Oded Hon stands clutching a poster of former Israeli Prime Minister Yitzhak Rabin in a crowd of thousands of Israelis marching in Tel Aviv amid the recent wave of violence that has left 71 Palestinians and 9 Israelis dead. “The peace was murdered with Rabin,” reads his poster.
Like many on Israel’s left Hon believes it was Rabin’s assassination that ruined the chances for peace outlined in the Oslo Accords, signed by Rabin and Palestinian leader Yasser Arafat in 1993. Two years after his hesitant handshake with Arafat, on November 4, 1995, Rabin was shot and killed in the square that now bears his name in Tel Aviv by Yigal Amir, a Jewish Israeli who made it clear his intention was to stop the peace process between the Israeli government and the Palestinians. “The peace is dead because Rabin was murdered by the right wing,” says Hon.
The assassination shocked Israel and created a legacy for Rabin as the man who died in the pursuit of peace.

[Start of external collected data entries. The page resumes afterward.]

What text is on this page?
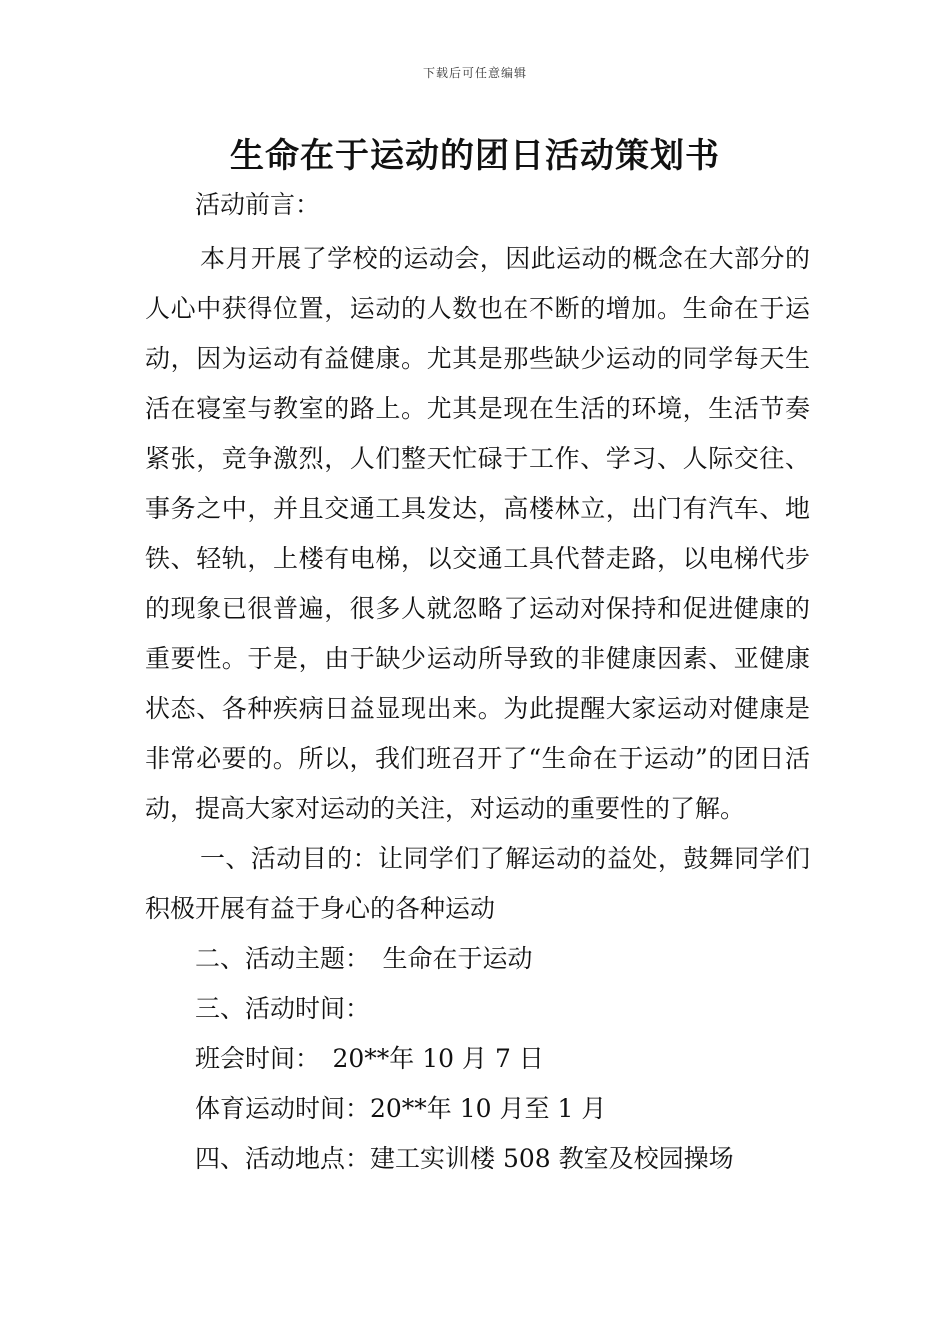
下载后可任意编辑
生命在于运动的团日活动策划书

活动前言：

本月开展了学校的运动会，因此运动的概念在大部分的人心中获得位置，运动的人数也在不断的增加。生命在于运动，因为运动有益健康。尤其是那些缺少运动的同学每天生活在寝室与教室的路上。尤其是现在生活的环境，生活节奏紧张，竞争激烈，人们整天忙碌于工作、学习、人际交往、事务之中，并且交通工具发达，高楼林立，出门有汽车、地铁、轻轨，上楼有电梯，以交通工具代替走路，以电梯代步的现象已很普遍，很多人就忽略了运动对保持和促进健康的重要性。于是，由于缺少运动所导致的非健康因素、亚健康状态、各种疾病日益显现出来。为此提醒大家运动对健康是非常必要的。所以，我们班召开了“生命在于运动”的团日活动，提高大家对运动的关注，对运动的重要性的了解。

一、活动目的：让同学们了解运动的益处，鼓舞同学们积极开展有益于身心的各种运动

二、活动主题：　生命在于运动

三、活动时间：

班会时间：　20**年 10 月 7 日

体育运动时间：20**年 10 月至 1 月

四、活动地点：建工实训楼 508 教室及校园操场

But for many Rabin’s legacy is more complicated than that. “Rabin was not a natural peacenik,” says Akiva Eldar an Israeli journalist who covered the signing of the Oslo Accords and a columnist for Al-Monitor. “He was a general and soldier.”
In December of 1992, just months after being elected to his second term as Prime Minister, Rabin sent buses and helicopters to pick up 400 Hamas activists and drop them in South Lebanon. It was the biggest expulsion of Palestinians by Israel since 1967, and was condemned by foreign leaders, but Rabin stuck to his decision.

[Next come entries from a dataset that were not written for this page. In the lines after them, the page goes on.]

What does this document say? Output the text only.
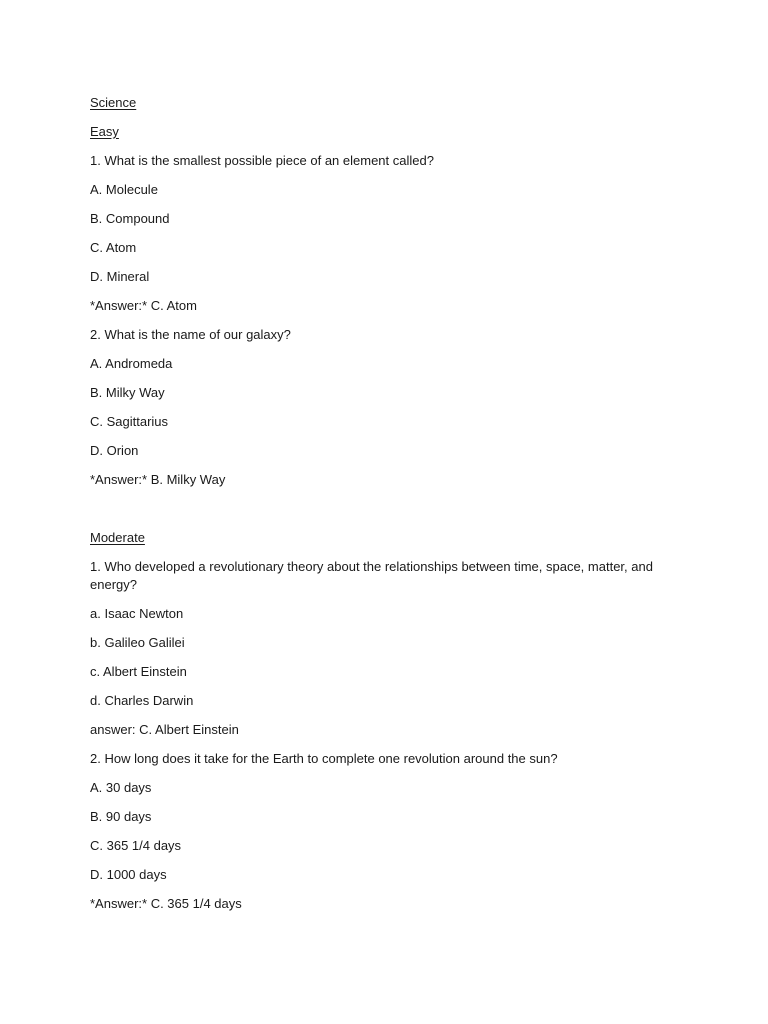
Science

Easy

1. What is the smallest possible piece of an element called?

A. Molecule

B. Compound

C. Atom

D. Mineral

*Answer:* C. Atom

2. What is the name of our galaxy?

A. Andromeda

B. Milky Way

C. Sagittarius

D. Orion

*Answer:* B. Milky Way

Moderate

1. Who developed a revolutionary theory about the relationships between time, space, matter, and energy?

a. Isaac Newton

b. Galileo Galilei

c. Albert Einstein

d. Charles Darwin

answer: C. Albert Einstein

2. How long does it take for the Earth to complete one revolution around the sun?

A. 30 days

B. 90 days

C. 365 1/4 days

D. 1000 days

*Answer:* C. 365 1/4 days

For Palestinians Rabin is known as the general who ordered Israeli soldiers to break the bones of protesters during the First Intifada. “I don’t think he cared so much for human rights or the suffering of Palestinians,” says Eldar. “His legacy is that he was a leader that was not afraid to try something.”
Rabin lead Israel’s army in the 1967 Six Day War against Egypt, Syria, Jordan and Iraq, when they captured the very territory the Oslo Accords promised to give back to the Palestinians. But in 1993, Rabin signed the an agreement that could have seen Israel giving up some of the land he had helped Israel capture and occupy.
“It shows that people can change,” says Yael Berda a professor in the department of Sociology and Anthropology Department at the Hebrew University of Jerusalem. Berda points out that it’s often the leaders with blood on their hands that are able compromise for peace, particularly in Israel where distinguished army service is a prerequisite for public service. His history as a military man allowed him to sign the Oslo agreements with the Palestinians.
Rabin’s son Yuval also says that Rabin was not a “peacenik or a dreamer” but instead a pragmatist. “He worked to make Israel sustainable,” says Yuval Rabin director of the Israeli Peace Initiative, an organization that promotes a regional approach to peace talks rather than solely bi-national negotiations with the Palestinians. “Not a passing phenomenon, rather, something that can be here for an eternity. He understood that Israel needs to make compromises in order to make it sustainable.”
But exactly what compromises Rabin was planning to make is up for debate in Israel, even years after his death. While he is largely seen as the man who agreed to a two-state solution, which envisages a Palestinian state in the West Bank and Gaza Strip. many in Israel say that Rabin never supported the idea and even formally rejected it after signing the Oslo Accords.
Yuval Rabin says his father agreed to go into negotiations with the Palestinians, but that there was no commitment on what the outcome of those negotiations would be. His intentions on Palestinian statehood weren’t clear. “I don’t think that anyone really knows the answer,” he says. “Oslo, as a process, guaranteed nothing.”
And that lack of certainty may have been the curse of the accords. Oslo outlined security and military arrangement between the Palestinians and Israel but not what peace would look like. Since they were signed, thousands of Israelis and Palestinians have died in the violence and hundreds of thousands of new Israeli settlers have moved into the West Bank and East Jerusalem, further eroding the territory promised to Palestinians under the agreements. A solution seems farther away than ever.
But for supporters like Hon who marches every year to commemorate Rabin, his legacy is very much as the father of peace. The problem, says Hon, is that the Israeli public is not willing to make the compromises Rabin promised. “The people of Israel say they like peace, but when it comes to the table, they don’t want to give up anything,” says Hon. “Not Jerusalem. Not the West Bank and not the ruling of the Palestinians.”